STOCKHOLM (Reuters) - Sweden’s Prime Minister Fredrik Reinfeldt said people should work till they are 75 rather than expect to retire at 65, sparking a furor in a country that prides itself on its cradle-to-grave welfare system.
Reinfeldt heads a center-right coalition that has so far cautiously cut taxes and some welfare spending without alienating middle class voters proud of their social security.
He made his remarks ahead of a conference this week on jobs for the elderly and women, which will be attended by some European leaders.
“The question is whether an employer will have a different attitude to someone who is 55 if the 55-year-old says, ‘now I am thinking of working for another 20 years’,” Reinfeldt was quoted by daily Dagens Nyheter as saying.
“The view of the Left is that when work becomes too difficult you take early retirement or some other kind of benefit. I would rather say that when the job becomes too difficult you should do some other kind of work,” he added.
Measures to lessen the fiscal burden of pensions have sparked protests across Europe as it tries to deal with cutting its massive debt burdens.
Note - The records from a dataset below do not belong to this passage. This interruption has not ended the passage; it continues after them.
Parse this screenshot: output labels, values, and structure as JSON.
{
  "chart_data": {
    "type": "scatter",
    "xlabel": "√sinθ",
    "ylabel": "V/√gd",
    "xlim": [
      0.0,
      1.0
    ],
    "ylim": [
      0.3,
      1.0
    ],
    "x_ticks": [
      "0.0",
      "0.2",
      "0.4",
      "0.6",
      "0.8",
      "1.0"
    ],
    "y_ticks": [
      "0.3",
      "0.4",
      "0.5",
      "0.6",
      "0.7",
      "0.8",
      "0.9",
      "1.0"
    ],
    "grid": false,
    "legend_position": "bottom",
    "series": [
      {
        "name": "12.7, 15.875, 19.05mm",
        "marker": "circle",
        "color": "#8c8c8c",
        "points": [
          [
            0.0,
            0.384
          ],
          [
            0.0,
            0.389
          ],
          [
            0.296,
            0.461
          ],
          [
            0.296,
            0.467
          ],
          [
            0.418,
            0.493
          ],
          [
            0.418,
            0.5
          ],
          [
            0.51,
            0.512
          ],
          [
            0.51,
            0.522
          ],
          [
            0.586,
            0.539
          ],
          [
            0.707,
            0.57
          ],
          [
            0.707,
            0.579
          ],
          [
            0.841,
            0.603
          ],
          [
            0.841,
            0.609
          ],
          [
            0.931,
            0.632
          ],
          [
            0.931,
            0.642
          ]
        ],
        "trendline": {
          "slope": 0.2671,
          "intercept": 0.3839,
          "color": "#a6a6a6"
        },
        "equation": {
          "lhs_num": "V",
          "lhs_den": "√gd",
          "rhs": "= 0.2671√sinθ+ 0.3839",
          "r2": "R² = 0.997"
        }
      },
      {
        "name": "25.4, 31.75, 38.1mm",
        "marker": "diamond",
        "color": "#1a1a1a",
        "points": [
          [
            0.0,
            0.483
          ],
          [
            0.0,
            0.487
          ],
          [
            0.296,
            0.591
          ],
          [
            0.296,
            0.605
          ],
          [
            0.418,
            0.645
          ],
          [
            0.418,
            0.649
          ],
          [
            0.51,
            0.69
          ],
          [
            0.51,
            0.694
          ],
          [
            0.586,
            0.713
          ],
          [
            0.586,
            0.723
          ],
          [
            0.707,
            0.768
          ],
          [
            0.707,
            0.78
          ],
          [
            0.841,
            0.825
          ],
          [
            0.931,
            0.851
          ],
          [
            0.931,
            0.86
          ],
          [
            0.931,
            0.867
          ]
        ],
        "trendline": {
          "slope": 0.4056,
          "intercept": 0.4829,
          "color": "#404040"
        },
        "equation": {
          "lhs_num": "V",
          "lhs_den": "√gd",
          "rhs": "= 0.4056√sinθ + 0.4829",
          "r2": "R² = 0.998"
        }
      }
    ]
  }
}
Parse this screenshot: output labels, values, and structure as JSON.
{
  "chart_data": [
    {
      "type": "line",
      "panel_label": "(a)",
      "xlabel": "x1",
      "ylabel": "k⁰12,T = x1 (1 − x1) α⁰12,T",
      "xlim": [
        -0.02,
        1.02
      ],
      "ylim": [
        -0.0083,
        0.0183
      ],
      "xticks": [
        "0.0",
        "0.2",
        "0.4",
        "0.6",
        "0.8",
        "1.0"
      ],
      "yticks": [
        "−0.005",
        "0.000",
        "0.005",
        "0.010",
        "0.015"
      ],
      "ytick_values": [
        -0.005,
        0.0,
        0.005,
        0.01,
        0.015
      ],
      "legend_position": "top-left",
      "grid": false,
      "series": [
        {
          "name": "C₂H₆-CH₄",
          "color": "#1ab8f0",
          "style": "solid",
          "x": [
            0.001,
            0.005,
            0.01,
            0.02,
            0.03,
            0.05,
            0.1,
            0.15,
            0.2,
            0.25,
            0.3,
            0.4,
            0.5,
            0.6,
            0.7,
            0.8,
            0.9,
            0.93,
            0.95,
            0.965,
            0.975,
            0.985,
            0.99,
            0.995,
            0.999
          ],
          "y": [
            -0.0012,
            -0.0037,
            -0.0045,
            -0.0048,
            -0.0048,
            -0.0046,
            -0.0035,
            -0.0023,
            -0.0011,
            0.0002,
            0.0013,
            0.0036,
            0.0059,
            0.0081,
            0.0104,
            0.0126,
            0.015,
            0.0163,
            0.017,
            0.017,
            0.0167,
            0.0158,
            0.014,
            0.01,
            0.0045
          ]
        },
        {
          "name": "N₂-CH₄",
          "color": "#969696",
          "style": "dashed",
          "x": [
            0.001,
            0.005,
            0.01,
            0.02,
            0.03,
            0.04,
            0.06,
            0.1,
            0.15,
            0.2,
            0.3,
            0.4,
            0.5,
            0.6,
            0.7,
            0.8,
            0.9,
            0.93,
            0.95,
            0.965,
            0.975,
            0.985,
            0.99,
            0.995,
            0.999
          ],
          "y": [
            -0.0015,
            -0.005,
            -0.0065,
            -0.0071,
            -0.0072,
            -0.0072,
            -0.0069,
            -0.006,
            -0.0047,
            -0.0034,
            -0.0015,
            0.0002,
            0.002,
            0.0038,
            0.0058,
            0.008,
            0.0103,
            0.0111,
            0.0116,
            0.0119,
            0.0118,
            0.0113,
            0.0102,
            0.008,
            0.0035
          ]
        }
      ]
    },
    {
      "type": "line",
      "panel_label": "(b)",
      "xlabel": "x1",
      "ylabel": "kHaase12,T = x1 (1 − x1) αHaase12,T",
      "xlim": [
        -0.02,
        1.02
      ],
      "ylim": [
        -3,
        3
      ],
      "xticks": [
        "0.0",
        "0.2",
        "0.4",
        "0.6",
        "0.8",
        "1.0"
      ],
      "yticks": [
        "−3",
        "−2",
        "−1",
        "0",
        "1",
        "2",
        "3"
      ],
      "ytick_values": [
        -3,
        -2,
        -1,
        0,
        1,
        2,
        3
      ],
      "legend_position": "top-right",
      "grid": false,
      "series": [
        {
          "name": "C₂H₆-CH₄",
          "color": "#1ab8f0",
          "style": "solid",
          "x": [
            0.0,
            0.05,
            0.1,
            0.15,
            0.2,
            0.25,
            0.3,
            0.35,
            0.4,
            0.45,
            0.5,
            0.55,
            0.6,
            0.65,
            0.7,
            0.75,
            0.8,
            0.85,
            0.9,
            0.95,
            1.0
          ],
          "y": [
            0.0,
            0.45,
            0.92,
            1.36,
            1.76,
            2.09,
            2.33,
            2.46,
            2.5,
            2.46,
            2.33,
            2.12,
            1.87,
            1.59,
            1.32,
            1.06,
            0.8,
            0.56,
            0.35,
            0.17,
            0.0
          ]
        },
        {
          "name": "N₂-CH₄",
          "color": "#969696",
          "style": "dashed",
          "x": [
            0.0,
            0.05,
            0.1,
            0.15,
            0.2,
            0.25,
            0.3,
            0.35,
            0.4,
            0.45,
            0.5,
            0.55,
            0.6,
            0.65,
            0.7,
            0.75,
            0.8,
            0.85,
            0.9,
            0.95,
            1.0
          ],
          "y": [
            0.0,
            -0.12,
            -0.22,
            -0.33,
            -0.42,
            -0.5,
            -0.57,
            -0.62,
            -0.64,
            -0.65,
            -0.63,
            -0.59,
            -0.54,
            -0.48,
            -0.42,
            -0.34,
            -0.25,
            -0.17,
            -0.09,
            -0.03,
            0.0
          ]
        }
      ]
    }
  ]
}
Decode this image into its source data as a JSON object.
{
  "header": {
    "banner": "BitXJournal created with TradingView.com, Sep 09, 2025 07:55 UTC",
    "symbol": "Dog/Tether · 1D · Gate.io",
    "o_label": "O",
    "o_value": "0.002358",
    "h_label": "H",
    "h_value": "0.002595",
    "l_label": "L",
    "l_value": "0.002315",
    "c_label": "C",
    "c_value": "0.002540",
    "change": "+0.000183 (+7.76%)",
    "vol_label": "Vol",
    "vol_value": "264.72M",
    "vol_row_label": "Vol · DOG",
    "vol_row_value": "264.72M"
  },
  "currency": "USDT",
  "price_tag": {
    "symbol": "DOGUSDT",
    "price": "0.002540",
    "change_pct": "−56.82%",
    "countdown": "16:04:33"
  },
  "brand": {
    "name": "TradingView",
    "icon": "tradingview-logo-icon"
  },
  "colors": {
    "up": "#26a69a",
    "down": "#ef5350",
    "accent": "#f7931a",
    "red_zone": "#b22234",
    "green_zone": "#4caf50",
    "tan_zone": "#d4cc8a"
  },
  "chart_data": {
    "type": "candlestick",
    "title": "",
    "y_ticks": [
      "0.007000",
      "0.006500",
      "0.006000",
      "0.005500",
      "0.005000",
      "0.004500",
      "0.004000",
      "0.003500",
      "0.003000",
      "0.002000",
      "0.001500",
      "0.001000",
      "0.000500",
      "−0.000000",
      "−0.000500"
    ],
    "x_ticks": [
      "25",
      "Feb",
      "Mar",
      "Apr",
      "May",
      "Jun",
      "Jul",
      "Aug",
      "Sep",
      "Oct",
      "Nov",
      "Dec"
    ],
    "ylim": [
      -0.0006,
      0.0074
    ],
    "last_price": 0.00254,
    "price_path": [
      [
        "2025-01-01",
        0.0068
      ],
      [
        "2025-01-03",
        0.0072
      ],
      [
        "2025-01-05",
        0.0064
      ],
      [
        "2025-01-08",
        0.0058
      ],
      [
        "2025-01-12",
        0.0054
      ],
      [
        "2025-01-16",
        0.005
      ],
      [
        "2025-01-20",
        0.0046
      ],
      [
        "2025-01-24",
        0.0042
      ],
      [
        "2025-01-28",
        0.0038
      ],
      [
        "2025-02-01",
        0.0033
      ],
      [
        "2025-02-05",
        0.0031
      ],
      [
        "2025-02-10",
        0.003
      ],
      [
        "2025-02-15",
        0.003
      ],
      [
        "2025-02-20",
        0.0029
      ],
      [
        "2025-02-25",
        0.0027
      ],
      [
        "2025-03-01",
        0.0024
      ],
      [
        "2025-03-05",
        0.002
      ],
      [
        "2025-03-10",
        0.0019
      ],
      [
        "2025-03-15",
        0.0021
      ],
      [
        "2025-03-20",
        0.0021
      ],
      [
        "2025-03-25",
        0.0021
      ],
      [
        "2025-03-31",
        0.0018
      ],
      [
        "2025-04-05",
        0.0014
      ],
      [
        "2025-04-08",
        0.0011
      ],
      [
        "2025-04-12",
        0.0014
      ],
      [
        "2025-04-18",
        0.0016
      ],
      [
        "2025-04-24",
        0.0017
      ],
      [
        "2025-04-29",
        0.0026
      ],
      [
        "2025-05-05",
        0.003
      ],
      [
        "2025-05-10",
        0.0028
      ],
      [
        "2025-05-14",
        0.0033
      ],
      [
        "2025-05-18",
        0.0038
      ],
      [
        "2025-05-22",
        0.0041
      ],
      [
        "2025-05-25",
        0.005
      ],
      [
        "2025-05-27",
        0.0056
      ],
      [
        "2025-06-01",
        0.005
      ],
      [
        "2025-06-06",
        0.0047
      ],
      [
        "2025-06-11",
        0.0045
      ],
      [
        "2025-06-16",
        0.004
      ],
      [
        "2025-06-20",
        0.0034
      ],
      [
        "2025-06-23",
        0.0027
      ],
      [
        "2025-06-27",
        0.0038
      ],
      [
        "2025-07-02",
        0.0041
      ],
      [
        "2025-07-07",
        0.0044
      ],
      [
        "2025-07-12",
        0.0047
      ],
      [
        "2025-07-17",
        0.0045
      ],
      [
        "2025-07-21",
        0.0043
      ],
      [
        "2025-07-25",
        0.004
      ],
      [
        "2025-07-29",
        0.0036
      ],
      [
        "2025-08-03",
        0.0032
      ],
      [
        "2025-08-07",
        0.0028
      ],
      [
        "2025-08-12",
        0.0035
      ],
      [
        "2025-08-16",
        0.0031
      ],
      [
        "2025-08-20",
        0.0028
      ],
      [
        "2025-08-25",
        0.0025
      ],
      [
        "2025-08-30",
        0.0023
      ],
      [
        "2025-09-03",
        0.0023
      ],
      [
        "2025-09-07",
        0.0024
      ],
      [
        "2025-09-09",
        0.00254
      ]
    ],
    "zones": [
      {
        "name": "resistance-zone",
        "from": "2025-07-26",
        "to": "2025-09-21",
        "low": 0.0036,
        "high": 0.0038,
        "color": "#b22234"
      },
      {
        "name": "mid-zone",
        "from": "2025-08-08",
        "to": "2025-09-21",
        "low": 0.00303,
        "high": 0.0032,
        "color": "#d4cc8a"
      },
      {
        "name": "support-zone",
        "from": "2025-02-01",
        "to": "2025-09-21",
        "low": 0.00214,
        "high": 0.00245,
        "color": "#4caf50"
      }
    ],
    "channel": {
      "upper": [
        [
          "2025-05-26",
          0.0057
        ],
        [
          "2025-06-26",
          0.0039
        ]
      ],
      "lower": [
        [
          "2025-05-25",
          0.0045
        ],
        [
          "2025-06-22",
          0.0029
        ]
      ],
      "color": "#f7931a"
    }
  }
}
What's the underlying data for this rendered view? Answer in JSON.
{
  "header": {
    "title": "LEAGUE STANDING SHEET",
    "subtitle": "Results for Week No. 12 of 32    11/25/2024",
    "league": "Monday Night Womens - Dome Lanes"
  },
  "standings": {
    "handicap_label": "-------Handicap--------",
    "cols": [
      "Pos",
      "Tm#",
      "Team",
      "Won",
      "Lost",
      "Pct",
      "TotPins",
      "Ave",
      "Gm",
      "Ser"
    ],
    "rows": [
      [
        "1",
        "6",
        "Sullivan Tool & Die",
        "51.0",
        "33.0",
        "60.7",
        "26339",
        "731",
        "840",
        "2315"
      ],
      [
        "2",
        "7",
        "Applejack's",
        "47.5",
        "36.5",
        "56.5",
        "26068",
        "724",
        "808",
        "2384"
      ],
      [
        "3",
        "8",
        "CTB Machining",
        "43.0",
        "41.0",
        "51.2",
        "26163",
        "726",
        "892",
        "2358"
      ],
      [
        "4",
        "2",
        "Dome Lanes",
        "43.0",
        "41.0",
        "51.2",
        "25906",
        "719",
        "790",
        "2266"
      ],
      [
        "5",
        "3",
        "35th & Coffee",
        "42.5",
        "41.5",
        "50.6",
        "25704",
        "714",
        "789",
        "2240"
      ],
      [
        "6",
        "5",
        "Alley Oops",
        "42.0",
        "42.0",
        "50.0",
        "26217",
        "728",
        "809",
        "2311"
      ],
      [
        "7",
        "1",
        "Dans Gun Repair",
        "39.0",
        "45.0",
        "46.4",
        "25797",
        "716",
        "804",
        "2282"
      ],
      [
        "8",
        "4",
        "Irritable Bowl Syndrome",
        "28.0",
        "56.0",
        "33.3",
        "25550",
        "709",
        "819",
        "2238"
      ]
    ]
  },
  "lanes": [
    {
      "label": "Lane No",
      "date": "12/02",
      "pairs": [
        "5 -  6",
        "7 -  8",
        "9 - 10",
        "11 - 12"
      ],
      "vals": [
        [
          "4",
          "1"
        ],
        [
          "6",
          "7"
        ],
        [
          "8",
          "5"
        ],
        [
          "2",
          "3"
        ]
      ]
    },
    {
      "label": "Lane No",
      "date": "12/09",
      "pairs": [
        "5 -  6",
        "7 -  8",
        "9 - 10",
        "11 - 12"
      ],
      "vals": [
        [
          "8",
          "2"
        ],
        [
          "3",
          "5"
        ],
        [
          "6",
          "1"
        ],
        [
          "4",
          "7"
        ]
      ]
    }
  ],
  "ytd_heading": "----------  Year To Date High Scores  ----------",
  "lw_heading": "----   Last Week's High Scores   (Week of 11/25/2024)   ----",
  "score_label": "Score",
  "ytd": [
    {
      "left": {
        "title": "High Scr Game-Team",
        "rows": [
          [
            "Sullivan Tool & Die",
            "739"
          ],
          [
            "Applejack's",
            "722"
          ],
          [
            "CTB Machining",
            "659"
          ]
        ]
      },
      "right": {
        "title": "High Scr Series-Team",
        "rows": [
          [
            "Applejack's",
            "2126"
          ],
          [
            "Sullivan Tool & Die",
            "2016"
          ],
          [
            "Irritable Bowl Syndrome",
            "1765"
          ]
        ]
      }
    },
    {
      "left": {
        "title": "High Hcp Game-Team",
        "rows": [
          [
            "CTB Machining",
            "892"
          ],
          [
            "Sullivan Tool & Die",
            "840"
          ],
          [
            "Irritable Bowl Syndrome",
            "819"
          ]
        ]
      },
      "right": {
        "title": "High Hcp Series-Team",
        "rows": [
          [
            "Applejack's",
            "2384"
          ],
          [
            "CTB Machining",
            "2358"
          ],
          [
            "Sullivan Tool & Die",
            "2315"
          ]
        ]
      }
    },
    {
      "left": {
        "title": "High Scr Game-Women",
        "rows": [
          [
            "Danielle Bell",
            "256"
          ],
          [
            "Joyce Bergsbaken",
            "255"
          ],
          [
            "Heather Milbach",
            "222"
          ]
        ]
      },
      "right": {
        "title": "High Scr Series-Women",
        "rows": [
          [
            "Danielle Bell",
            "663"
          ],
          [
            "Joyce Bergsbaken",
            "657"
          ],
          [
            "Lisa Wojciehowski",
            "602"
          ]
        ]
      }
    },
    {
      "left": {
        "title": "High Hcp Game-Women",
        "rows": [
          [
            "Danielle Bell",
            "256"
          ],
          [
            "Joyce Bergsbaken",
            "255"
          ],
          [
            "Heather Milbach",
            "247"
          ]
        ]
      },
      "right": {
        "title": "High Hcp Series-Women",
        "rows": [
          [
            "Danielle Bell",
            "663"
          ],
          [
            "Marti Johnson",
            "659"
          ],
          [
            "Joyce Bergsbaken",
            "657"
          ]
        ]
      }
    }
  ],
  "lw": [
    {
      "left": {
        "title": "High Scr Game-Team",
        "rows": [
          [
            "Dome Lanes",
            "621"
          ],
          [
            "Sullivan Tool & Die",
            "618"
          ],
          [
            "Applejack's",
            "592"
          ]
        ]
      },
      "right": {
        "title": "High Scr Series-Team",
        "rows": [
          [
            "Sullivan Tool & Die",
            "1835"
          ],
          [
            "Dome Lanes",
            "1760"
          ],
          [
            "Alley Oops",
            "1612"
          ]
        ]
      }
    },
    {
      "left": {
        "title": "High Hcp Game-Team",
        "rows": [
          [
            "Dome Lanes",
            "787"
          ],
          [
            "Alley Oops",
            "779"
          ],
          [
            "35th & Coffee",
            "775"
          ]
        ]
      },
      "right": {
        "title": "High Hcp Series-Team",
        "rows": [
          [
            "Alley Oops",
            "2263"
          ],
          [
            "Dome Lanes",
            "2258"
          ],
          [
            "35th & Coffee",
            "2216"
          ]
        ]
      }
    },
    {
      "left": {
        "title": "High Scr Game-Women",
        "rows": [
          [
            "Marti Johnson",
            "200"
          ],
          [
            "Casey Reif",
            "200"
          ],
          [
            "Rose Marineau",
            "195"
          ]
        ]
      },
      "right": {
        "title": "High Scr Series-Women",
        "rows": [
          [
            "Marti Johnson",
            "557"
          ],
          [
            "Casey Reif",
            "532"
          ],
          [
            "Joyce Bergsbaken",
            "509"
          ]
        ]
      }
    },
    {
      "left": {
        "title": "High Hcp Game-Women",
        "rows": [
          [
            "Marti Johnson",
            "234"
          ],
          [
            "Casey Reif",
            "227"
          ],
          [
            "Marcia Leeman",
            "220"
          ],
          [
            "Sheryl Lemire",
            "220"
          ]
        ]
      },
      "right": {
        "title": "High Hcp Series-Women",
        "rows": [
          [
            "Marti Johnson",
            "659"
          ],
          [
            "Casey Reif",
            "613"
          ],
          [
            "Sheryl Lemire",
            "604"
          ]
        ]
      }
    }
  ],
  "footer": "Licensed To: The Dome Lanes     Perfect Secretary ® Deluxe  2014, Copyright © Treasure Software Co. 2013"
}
Speaking later to reporters, Reinfeldt said he was trying to get a discussion going before the conference, known as the Northern Future Forum.
Reinfeldt said Sweden had to face the fact that people were living longer and that to maintain current levels of welfare and pension payment they would also have to work longer.
His remarks got blanket coverage in the local media.
“Just talking about raising the age limit is a provocation for all those who would like to work longer but cannot manage it,” said Tomas Eneroth, a spokesman on social affairs for largest opposition party, the Social Democrats.
“Readers say: we want to stop working before 65,” tabloid Expressen said on its website.
A poll on tabloid website Aftonbladet showed 90 percent of the 89,452 people who voted rejected the idea of working to 75.
Swedes can qualify at 65 for a state-funded pension for those who had little or no income. Other pensions can be taken from 61. People have the right to work to 67, but can work longer if they agree with their employer.